Ruth Amiran | |
Birth Date: | 8 December 1914 |
Birth Place: | Yavne'el, Ottoman Empire |
Death Place: | Jerusalem, Israel |
Resting Place: | Har HaMenuchot |
Occupation: | Archaeologist |
Known For: | Ancient Pottery of the Holy Land |
Awards: | Israel Prize |
Ruth Amiran (Hebrew: רות עמירן; ; December 8, 1914 – December 14, 2005) was an Israeli archaeologist whose book Ancient Pottery of the Holy Land: From Its Beginnings in the Neolithic Period to the End of the Iron Age which was published in 1970 is a standard reference for archaeologists working in Israel.[1]

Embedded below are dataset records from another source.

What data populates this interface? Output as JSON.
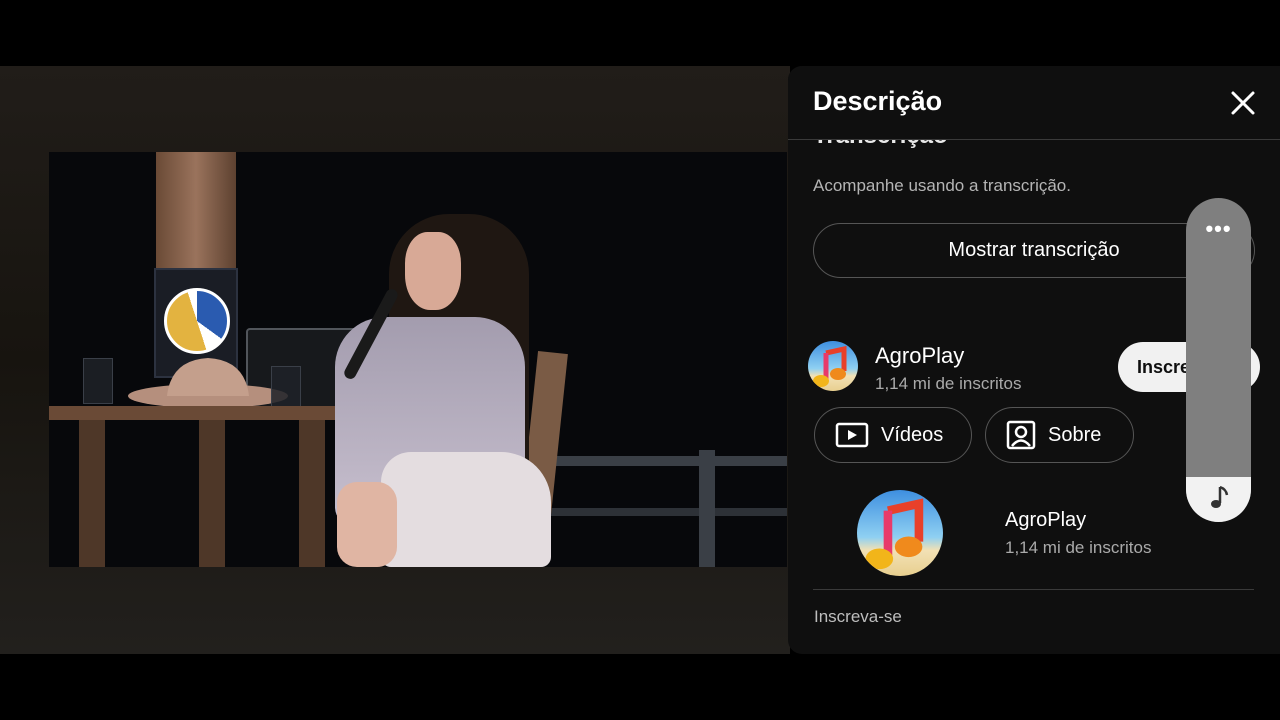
{
  "panel": {
    "title": "Descrição",
    "peek_title": "Transcrição",
    "transcript_desc": "Acompanhe usando a transcrição.",
    "show_transcript_label": "Mostrar transcrição",
    "channel": {
      "name": "AgroPlay",
      "subscribers": "1,14 mi de inscritos",
      "subscribe_label": "Inscre"
    },
    "videos_label": "Vídeos",
    "about_label": "Sobre",
    "channel_card": {
      "name": "AgroPlay",
      "subscribers": "1,14 mi de inscritos"
    },
    "bottom_link": "Inscreva-se"
  },
  "overlay": {
    "dots": "•••"
  },
  "colors": {
    "panel_bg": "#0f0f0f",
    "subscribe_bg": "#f1f1f1",
    "overlay_bar": "#7f7f7f"
  },
  "icons": [
    "close-icon",
    "play-box-icon",
    "person-box-icon",
    "music-note-icon",
    "more-dots-icon"
  ]
}
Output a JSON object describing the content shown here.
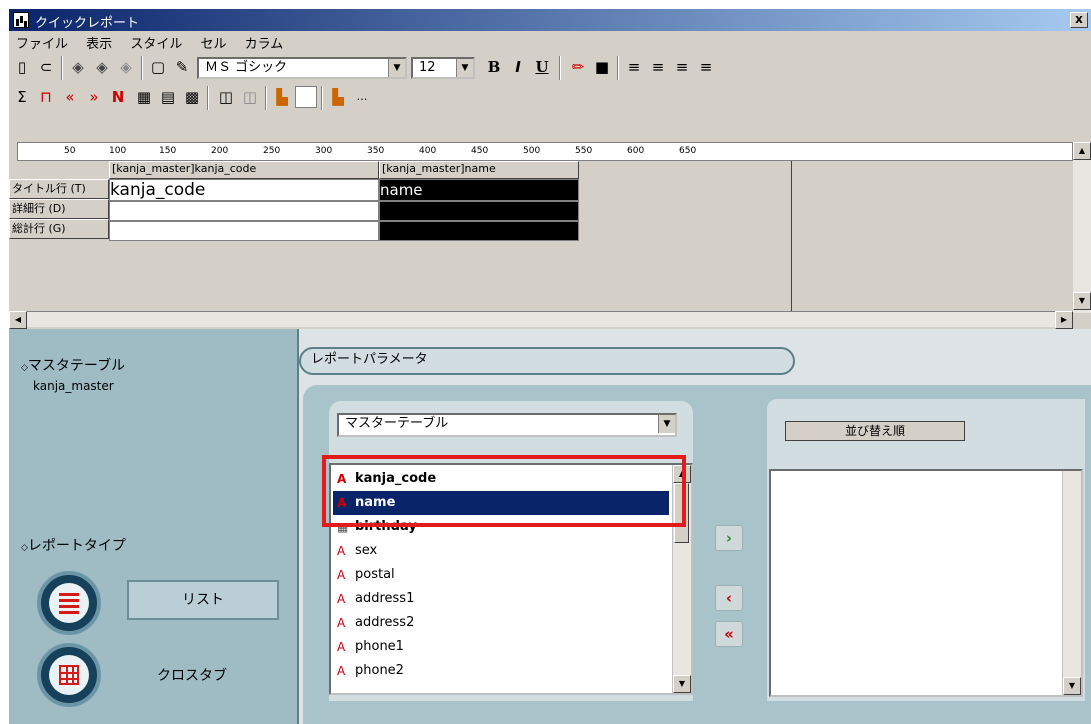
{
  "window": {
    "title": "クイックレポート",
    "close": "x"
  },
  "menu": [
    "ファイル",
    "表示",
    "スタイル",
    "セル",
    "カラム"
  ],
  "toolbar": {
    "font_name": "ＭＳ ゴシック",
    "font_size": "12",
    "bold": "B",
    "italic": "I",
    "underline": "U"
  },
  "ruler": [
    "50",
    "100",
    "150",
    "200",
    "250",
    "300",
    "350",
    "400",
    "450",
    "500",
    "550",
    "600",
    "650"
  ],
  "grid": {
    "columns": [
      {
        "header": "[kanja_master]kanja_code",
        "title": "kanja_code"
      },
      {
        "header": "[kanja_master]name",
        "title": "name"
      }
    ],
    "rows": [
      "タイトル行 (T)",
      "詳細行 (D)",
      "総計行 (G)"
    ]
  },
  "left_panel": {
    "master_label": "マスタテーブル",
    "master_value": "kanja_master",
    "report_type_label": "レポートタイプ",
    "type_list": "リスト",
    "type_cross": "クロスタブ"
  },
  "params": {
    "tab_label": "レポートパラメータ",
    "dropdown_value": "マスターテーブル",
    "fields": [
      "kanja_code",
      "name",
      "birthday",
      "sex",
      "postal",
      "address1",
      "address2",
      "phone1",
      "phone2"
    ],
    "selected_field": "name",
    "sort_label": "並び替え順"
  },
  "colors": {
    "accent_red": "#e41b1b",
    "selection": "#0a246a"
  }
}
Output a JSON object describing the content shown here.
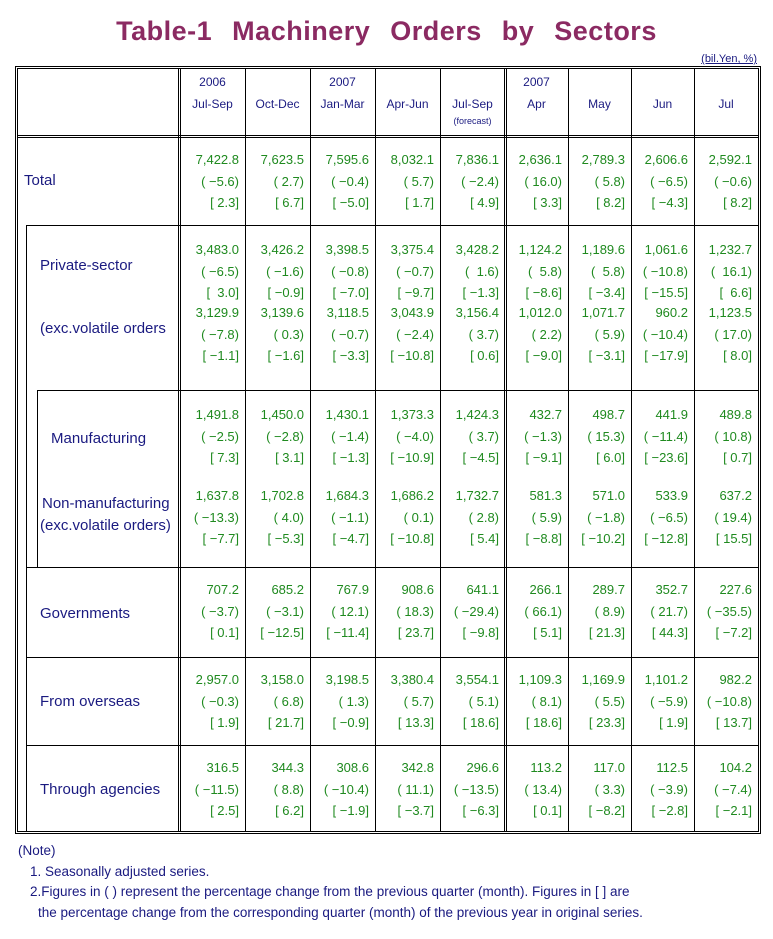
{
  "title": "Table-1  Machinery  Orders  by  Sectors",
  "unit": "(bil.Yen, %)",
  "columns": [
    {
      "year": "2006",
      "period": "Jul-Sep",
      "note": ""
    },
    {
      "year": "",
      "period": "Oct-Dec",
      "note": ""
    },
    {
      "year": "2007",
      "period": "Jan-Mar",
      "note": ""
    },
    {
      "year": "",
      "period": "Apr-Jun",
      "note": ""
    },
    {
      "year": "",
      "period": "Jul-Sep",
      "note": "(forecast)"
    },
    {
      "year": "2007",
      "period": "Apr",
      "note": ""
    },
    {
      "year": "",
      "period": "May",
      "note": ""
    },
    {
      "year": "",
      "period": "Jun",
      "note": ""
    },
    {
      "year": "",
      "period": "Jul",
      "note": ""
    }
  ],
  "rows": [
    {
      "label": "Total",
      "label2": "",
      "values": [
        "7,422.8",
        "7,623.5",
        "7,595.6",
        "8,032.1",
        "7,836.1",
        "2,636.1",
        "2,789.3",
        "2,606.6",
        "2,592.1"
      ],
      "qoq": [
        "( −5.6)",
        "( 2.7)",
        "( −0.4)",
        "( 5.7)",
        "( −2.4)",
        "( 16.0)",
        "( 5.8)",
        "( −6.5)",
        "( −0.6)"
      ],
      "yoy": [
        "[ 2.3]",
        "[ 6.7]",
        "[ −5.0]",
        "[ 1.7]",
        "[ 4.9]",
        "[ 3.3]",
        "[ 8.2]",
        "[ −4.3]",
        "[ 8.2]"
      ]
    },
    {
      "label": "Private-sector",
      "label2": "",
      "values": [
        "3,483.0",
        "3,426.2",
        "3,398.5",
        "3,375.4",
        "3,428.2",
        "1,124.2",
        "1,189.6",
        "1,061.6",
        "1,232.7"
      ],
      "qoq": [
        "( −6.5)",
        "( −1.6)",
        "( −0.8)",
        "( −0.7)",
        "(  1.6)",
        "(  5.8)",
        "(  5.8)",
        "( −10.8)",
        "(  16.1)"
      ],
      "yoy": [
        "[  3.0]",
        "[ −0.9]",
        "[ −7.0]",
        "[ −9.7]",
        "[ −1.3]",
        "[ −8.6]",
        "[ −3.4]",
        "[ −15.5]",
        "[  6.6]"
      ]
    },
    {
      "label": "(exc.volatile orders",
      "label2": "",
      "values": [
        "3,129.9",
        "3,139.6",
        "3,118.5",
        "3,043.9",
        "3,156.4",
        "1,012.0",
        "1,071.7",
        "960.2",
        "1,123.5"
      ],
      "qoq": [
        "( −7.8)",
        "( 0.3)",
        "( −0.7)",
        "( −2.4)",
        "( 3.7)",
        "( 2.2)",
        "( 5.9)",
        "( −10.4)",
        "( 17.0)"
      ],
      "yoy": [
        "[ −1.1]",
        "[ −1.6]",
        "[ −3.3]",
        "[ −10.8]",
        "[ 0.6]",
        "[ −9.0]",
        "[ −3.1]",
        "[ −17.9]",
        "[ 8.0]"
      ]
    },
    {
      "label": "Manufacturing",
      "label2": "",
      "values": [
        "1,491.8",
        "1,450.0",
        "1,430.1",
        "1,373.3",
        "1,424.3",
        "432.7",
        "498.7",
        "441.9",
        "489.8"
      ],
      "qoq": [
        "( −2.5)",
        "( −2.8)",
        "( −1.4)",
        "( −4.0)",
        "( 3.7)",
        "( −1.3)",
        "( 15.3)",
        "( −11.4)",
        "( 10.8)"
      ],
      "yoy": [
        "[ 7.3]",
        "[ 3.1]",
        "[ −1.3]",
        "[ −10.9]",
        "[ −4.5]",
        "[ −9.1]",
        "[ 6.0]",
        "[ −23.6]",
        "[ 0.7]"
      ]
    },
    {
      "label": "Non-manufacturing",
      "label2": "(exc.volatile orders)",
      "values": [
        "1,637.8",
        "1,702.8",
        "1,684.3",
        "1,686.2",
        "1,732.7",
        "581.3",
        "571.0",
        "533.9",
        "637.2"
      ],
      "qoq": [
        "( −13.3)",
        "( 4.0)",
        "( −1.1)",
        "( 0.1)",
        "( 2.8)",
        "( 5.9)",
        "( −1.8)",
        "( −6.5)",
        "( 19.4)"
      ],
      "yoy": [
        "[ −7.7]",
        "[ −5.3]",
        "[ −4.7]",
        "[ −10.8]",
        "[ 5.4]",
        "[ −8.8]",
        "[ −10.2]",
        "[ −12.8]",
        "[ 15.5]"
      ]
    },
    {
      "label": "Governments",
      "label2": "",
      "values": [
        "707.2",
        "685.2",
        "767.9",
        "908.6",
        "641.1",
        "266.1",
        "289.7",
        "352.7",
        "227.6"
      ],
      "qoq": [
        "( −3.7)",
        "( −3.1)",
        "( 12.1)",
        "( 18.3)",
        "( −29.4)",
        "( 66.1)",
        "( 8.9)",
        "( 21.7)",
        "( −35.5)"
      ],
      "yoy": [
        "[ 0.1]",
        "[ −12.5]",
        "[ −11.4]",
        "[ 23.7]",
        "[ −9.8]",
        "[ 5.1]",
        "[ 21.3]",
        "[ 44.3]",
        "[ −7.2]"
      ]
    },
    {
      "label": "From overseas",
      "label2": "",
      "values": [
        "2,957.0",
        "3,158.0",
        "3,198.5",
        "3,380.4",
        "3,554.1",
        "1,109.3",
        "1,169.9",
        "1,101.2",
        "982.2"
      ],
      "qoq": [
        "( −0.3)",
        "( 6.8)",
        "( 1.3)",
        "( 5.7)",
        "( 5.1)",
        "( 8.1)",
        "( 5.5)",
        "( −5.9)",
        "( −10.8)"
      ],
      "yoy": [
        "[ 1.9]",
        "[ 21.7]",
        "[ −0.9]",
        "[ 13.3]",
        "[ 18.6]",
        "[ 18.6]",
        "[ 23.3]",
        "[ 1.9]",
        "[ 13.7]"
      ]
    },
    {
      "label": "Through agencies",
      "label2": "",
      "values": [
        "316.5",
        "344.3",
        "308.6",
        "342.8",
        "296.6",
        "113.2",
        "117.0",
        "112.5",
        "104.2"
      ],
      "qoq": [
        "( −11.5)",
        "( 8.8)",
        "( −10.4)",
        "( 11.1)",
        "( −13.5)",
        "( 13.4)",
        "( 3.3)",
        "( −3.9)",
        "( −7.4)"
      ],
      "yoy": [
        "[ 2.5]",
        "[ 6.2]",
        "[ −1.9]",
        "[ −3.7]",
        "[ −6.3]",
        "[ 0.1]",
        "[ −8.2]",
        "[ −2.8]",
        "[ −2.1]"
      ]
    }
  ],
  "notes": {
    "heading": "(Note)",
    "line1": "1. Seasonally adjusted series.",
    "line2": "2.Figures in ( ) represent the percentage change from the previous quarter (month). Figures in [ ] are",
    "line3": "the percentage change from the corresponding quarter (month) of the previous year in original series."
  },
  "colors": {
    "title": "#8b2a62",
    "label": "#1a1a80",
    "value": "#1f8a1f"
  }
}
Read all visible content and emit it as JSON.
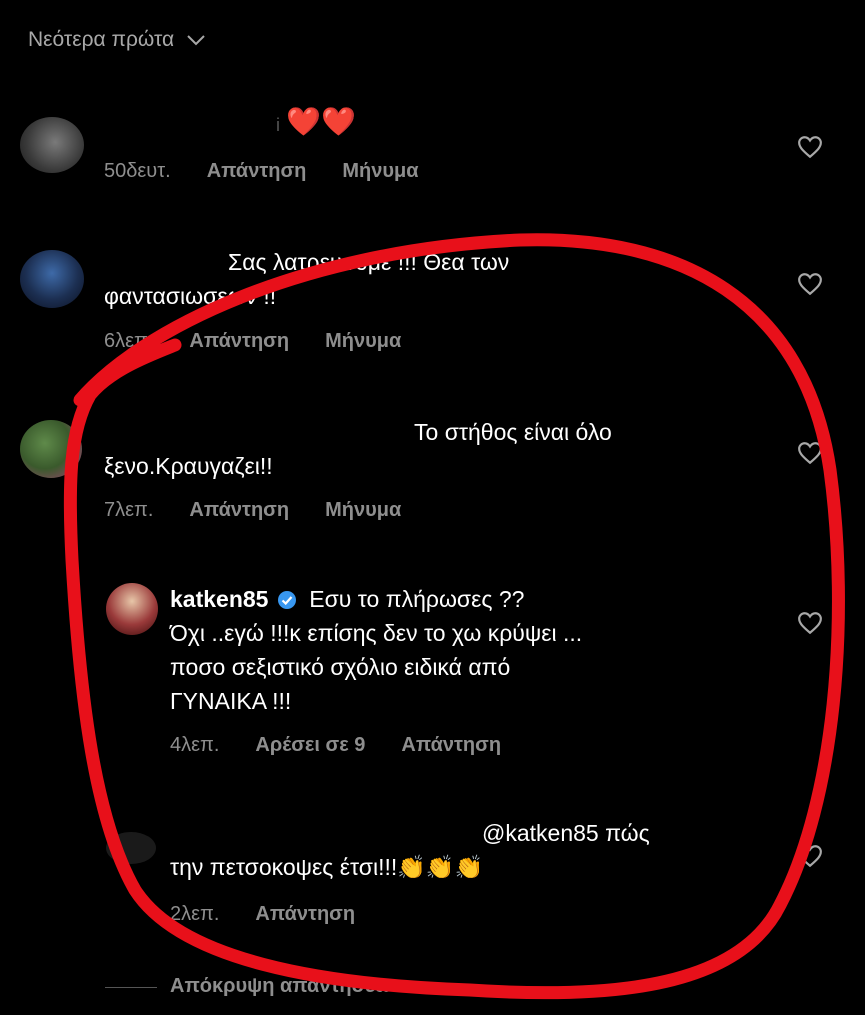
{
  "sort": {
    "label": "Νεότερα πρώτα"
  },
  "comments": [
    {
      "text": "❤️❤️",
      "meta": {
        "time": "50δευτ.",
        "reply": "Απάντηση",
        "message": "Μήνυμα"
      }
    },
    {
      "line1": "Σας λατρευουμε !!! Θεα των",
      "line2": "φαντασιωσεων !!",
      "meta": {
        "time": "6λεπ.",
        "reply": "Απάντηση",
        "message": "Μήνυμα"
      }
    },
    {
      "line1_partial": "Το στήθος είναι όλο",
      "line2": "ξενο.Κραυγαζει!!",
      "meta": {
        "time": "7λεπ.",
        "reply": "Απάντηση",
        "message": "Μήνυμα"
      }
    }
  ],
  "reply": {
    "username": "katken85",
    "line1": "Εσυ το πλήρωσες ??",
    "line2": "Όχι ..εγώ !!!κ επίσης δεν το χω κρύψει ...",
    "line3": "ποσο σεξιστικό σχόλιο ειδικά από",
    "line4": "ΓΥΝΑΙΚΑ !!!",
    "meta": {
      "time": "4λεπ.",
      "likes": "Αρέσει σε 9",
      "reply": "Απάντηση"
    }
  },
  "reply2": {
    "mention_line": "@katken85 πώς",
    "line2": "την πετσοκοψες έτσι!!!👏👏👏",
    "meta": {
      "time": "2λεπ.",
      "reply": "Απάντηση"
    }
  },
  "hide_replies": {
    "label": "Απόκρυψη απαντήσεων"
  },
  "colors": {
    "background": "#000000",
    "meta": "#8e8e8e",
    "annotation": "#e8101a",
    "verified": "#3897f0"
  }
}
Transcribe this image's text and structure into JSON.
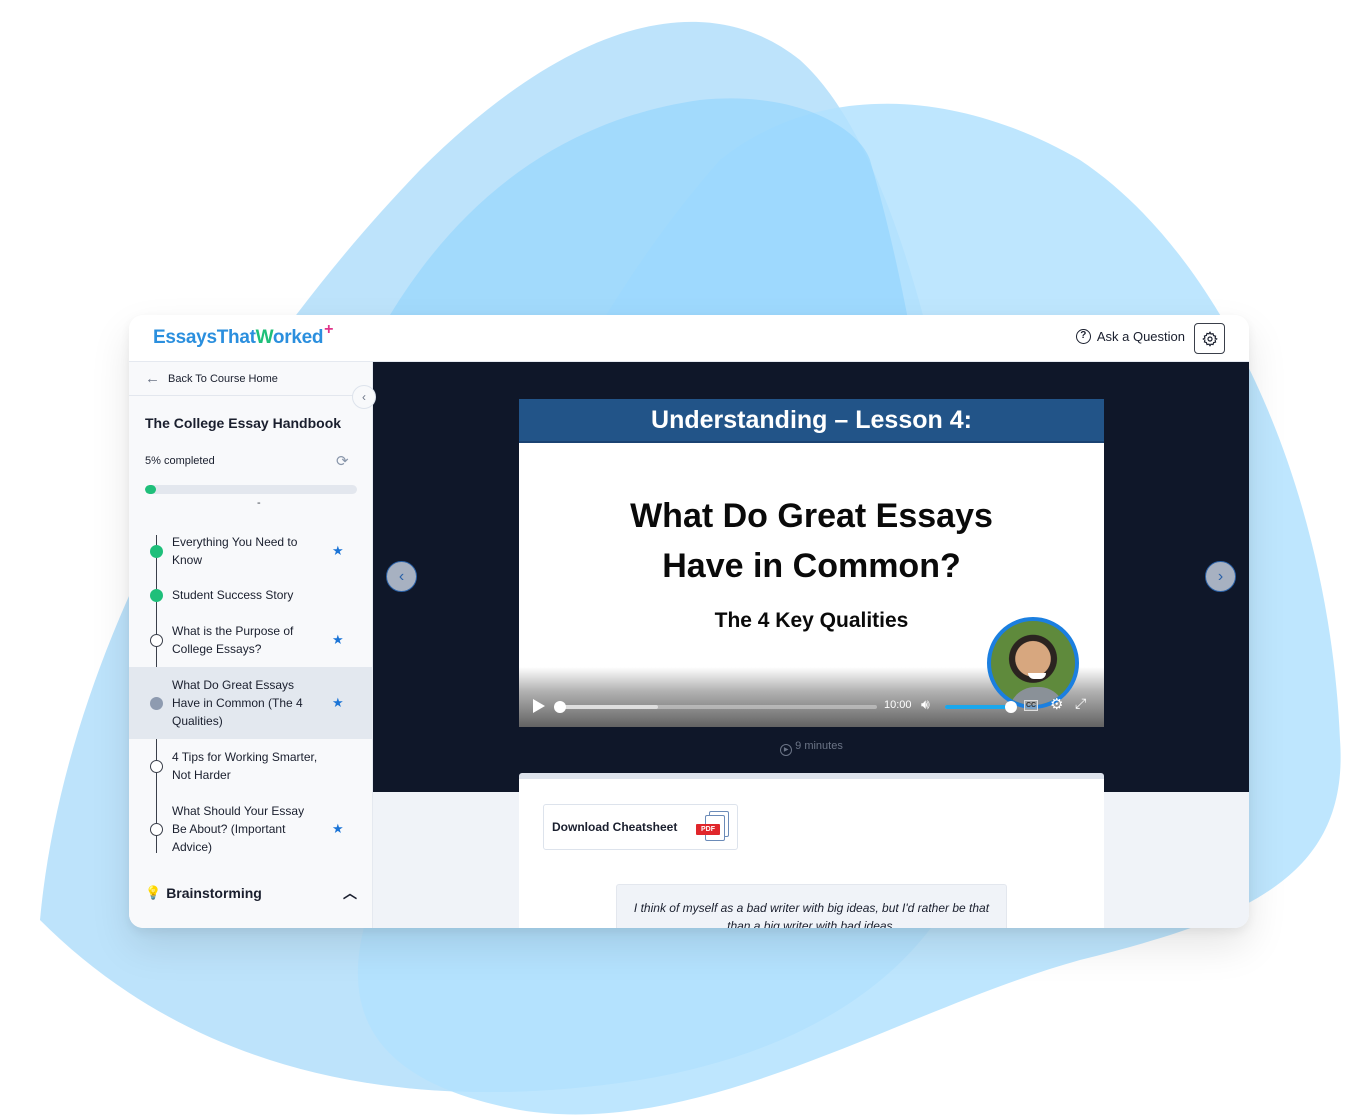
{
  "brand": {
    "logo_text_a": "EssaysThat",
    "logo_text_check": "W",
    "logo_text_b": "orked",
    "logo_plus": "+",
    "colors": {
      "logo_blue": "#2b8fde",
      "logo_green": "#1fbf7a",
      "logo_pink": "#e0358a",
      "accent_blue": "#1b74d6",
      "progress_green": "#1fbf7a",
      "stage_bg": "#0f1729",
      "slide_header": "#225488"
    }
  },
  "topbar": {
    "ask_icon": "question-circle-icon",
    "ask_label": "Ask a Question",
    "settings_icon": "gear-icon"
  },
  "sidebar": {
    "back_label": "Back To Course Home",
    "back_icon": "arrow-left-icon",
    "collapse_icon": "chevron-left-icon",
    "course_title": "The College Essay Handbook",
    "progress_label": "5% completed",
    "progress_percent": 5,
    "reset_icon": "refresh-icon",
    "divider_mark": "-",
    "lessons": [
      {
        "title": "Everything You Need to Know",
        "status": "completed",
        "starred": true
      },
      {
        "title": "Student Success Story",
        "status": "completed",
        "starred": false
      },
      {
        "title": "What is the Purpose of College Essays?",
        "status": "not-started",
        "starred": true
      },
      {
        "title": "What Do Great Essays Have in Common (The 4 Qualities)",
        "status": "current",
        "starred": true
      },
      {
        "title": "4 Tips for Working Smarter, Not Harder",
        "status": "not-started",
        "starred": false
      },
      {
        "title": "What Should Your Essay Be About? (Important Advice)",
        "status": "not-started",
        "starred": true
      }
    ],
    "star_glyph": "★",
    "section": {
      "icon": "lightbulb-icon",
      "label": "Brainstorming",
      "expanded": true
    }
  },
  "video": {
    "header": "Understanding – Lesson 4:",
    "title_line1": "What Do Great Essays",
    "title_line2": "Have in Common?",
    "subtitle": "The 4 Key Qualities",
    "time_label": "10:00",
    "played_fraction": 0.0,
    "buffered_fraction": 0.31,
    "volume_fraction": 1.0,
    "cc_label": "CC",
    "duration_label": "9 minutes"
  },
  "content": {
    "download_label": "Download Cheatsheet",
    "pdf_tag": "PDF",
    "quote": "I think of myself as a bad writer with big ideas, but I'd rather be that than a big writer with bad ideas."
  }
}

Ruth Amiran was born in the moshava Yavne'el in the Galilee area of the Ottoman Empire. In 1908 her father Yehezkel Brandshteter had immigrated from Tarnów in Poland (Galicia) to the area, where he married her mother Devora in 1913. She went to school in Haifa and became later in 1933 one of the first students of Archeology at the Hebrew University in Jerusalem. She excavated alongside Judith Marquet-Krause at et-Tell.[2] [3]
Amiran received the Israel Prize in 1982.